But I loved that quote:
Throughout its modern history France has been obsessed about population levels. Experts have established that around the time of the revolution, French mothers stopped breeding - no one knows why - and a population that had been the largest in Europe fell during the 19th century behind Britain and the emerging Germany.
The Révolution is the cause of France's decline... In the long run, we're all dead. John Maynard Keynes
Try all you like, my fine French friend, but you can't fight facts.
It was a pretty serious concern during the Third Republic, particularly on the right.
The Révolution is the cause of France's decline...
The explanation I've seen most often is that the land inheritance laws of the Napoleonic Code were a factor, combined with the fact that so much of France's population was made up of small landowners.

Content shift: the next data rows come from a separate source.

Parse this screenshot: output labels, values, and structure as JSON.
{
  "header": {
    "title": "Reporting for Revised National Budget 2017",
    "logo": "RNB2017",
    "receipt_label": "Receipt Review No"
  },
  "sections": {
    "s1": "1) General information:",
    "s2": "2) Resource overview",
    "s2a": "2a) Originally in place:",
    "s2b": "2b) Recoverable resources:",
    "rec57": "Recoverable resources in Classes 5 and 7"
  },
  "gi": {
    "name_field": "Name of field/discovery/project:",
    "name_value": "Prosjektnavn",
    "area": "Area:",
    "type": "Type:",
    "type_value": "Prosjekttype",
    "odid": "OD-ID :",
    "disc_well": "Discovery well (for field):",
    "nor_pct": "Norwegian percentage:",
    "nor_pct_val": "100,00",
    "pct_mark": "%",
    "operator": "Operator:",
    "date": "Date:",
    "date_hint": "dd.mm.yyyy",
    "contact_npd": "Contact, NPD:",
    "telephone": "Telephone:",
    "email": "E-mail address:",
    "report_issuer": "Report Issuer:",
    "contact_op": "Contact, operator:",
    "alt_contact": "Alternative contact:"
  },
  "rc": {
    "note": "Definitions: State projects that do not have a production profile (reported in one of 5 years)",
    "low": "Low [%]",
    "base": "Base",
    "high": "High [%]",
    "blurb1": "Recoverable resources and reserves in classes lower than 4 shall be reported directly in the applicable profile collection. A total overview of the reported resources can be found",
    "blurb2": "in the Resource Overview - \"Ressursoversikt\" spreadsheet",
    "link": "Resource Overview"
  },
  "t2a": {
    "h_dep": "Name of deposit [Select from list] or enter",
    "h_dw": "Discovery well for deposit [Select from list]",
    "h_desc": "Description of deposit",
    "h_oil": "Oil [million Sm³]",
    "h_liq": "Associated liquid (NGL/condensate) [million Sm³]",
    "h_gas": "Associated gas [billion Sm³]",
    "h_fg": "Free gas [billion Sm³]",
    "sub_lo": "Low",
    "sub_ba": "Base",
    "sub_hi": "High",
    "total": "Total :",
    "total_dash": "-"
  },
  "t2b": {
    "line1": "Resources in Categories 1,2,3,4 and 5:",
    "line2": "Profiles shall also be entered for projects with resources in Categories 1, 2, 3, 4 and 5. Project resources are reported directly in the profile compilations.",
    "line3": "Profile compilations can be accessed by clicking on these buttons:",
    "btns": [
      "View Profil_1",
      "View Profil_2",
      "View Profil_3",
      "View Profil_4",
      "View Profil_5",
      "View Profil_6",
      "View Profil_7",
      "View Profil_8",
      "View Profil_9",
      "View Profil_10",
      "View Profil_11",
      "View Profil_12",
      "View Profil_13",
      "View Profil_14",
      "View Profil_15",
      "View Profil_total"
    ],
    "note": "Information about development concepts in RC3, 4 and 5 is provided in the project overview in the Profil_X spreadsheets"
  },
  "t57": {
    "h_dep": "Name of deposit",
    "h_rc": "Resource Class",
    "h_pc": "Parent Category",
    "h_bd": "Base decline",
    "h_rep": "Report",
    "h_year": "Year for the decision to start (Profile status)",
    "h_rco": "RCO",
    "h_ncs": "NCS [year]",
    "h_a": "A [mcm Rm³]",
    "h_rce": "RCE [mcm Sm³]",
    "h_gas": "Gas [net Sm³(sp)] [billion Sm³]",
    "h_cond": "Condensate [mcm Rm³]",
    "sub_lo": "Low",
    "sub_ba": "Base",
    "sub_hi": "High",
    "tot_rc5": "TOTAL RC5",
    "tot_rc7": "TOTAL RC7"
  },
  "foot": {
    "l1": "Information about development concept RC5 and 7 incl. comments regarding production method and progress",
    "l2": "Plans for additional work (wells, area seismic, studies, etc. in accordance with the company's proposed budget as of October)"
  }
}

What I don´t understand is how it can be the cause of it, because in theory the diminution of infantile mortality is the main factor and has to come first.
Anyway, France had his demographic boost - lot of active people in the population, less dependant one with less children and not many elders yet - at the end of 18th /beginning of the 19th and squandered it through the revolutionnary and napoleonic wars, and was a bit too early - already stabilized - for riding the industrial revolution.
The third republic obsession with natality was real, and can be easily understood: if for 30 years you were an outlier with less natality, were crushed by expanding neighbours and could not conceive that they will slow their natality one day too, you could have felt uneasy... La répartie est dans l'escalier. Elle revient de suite.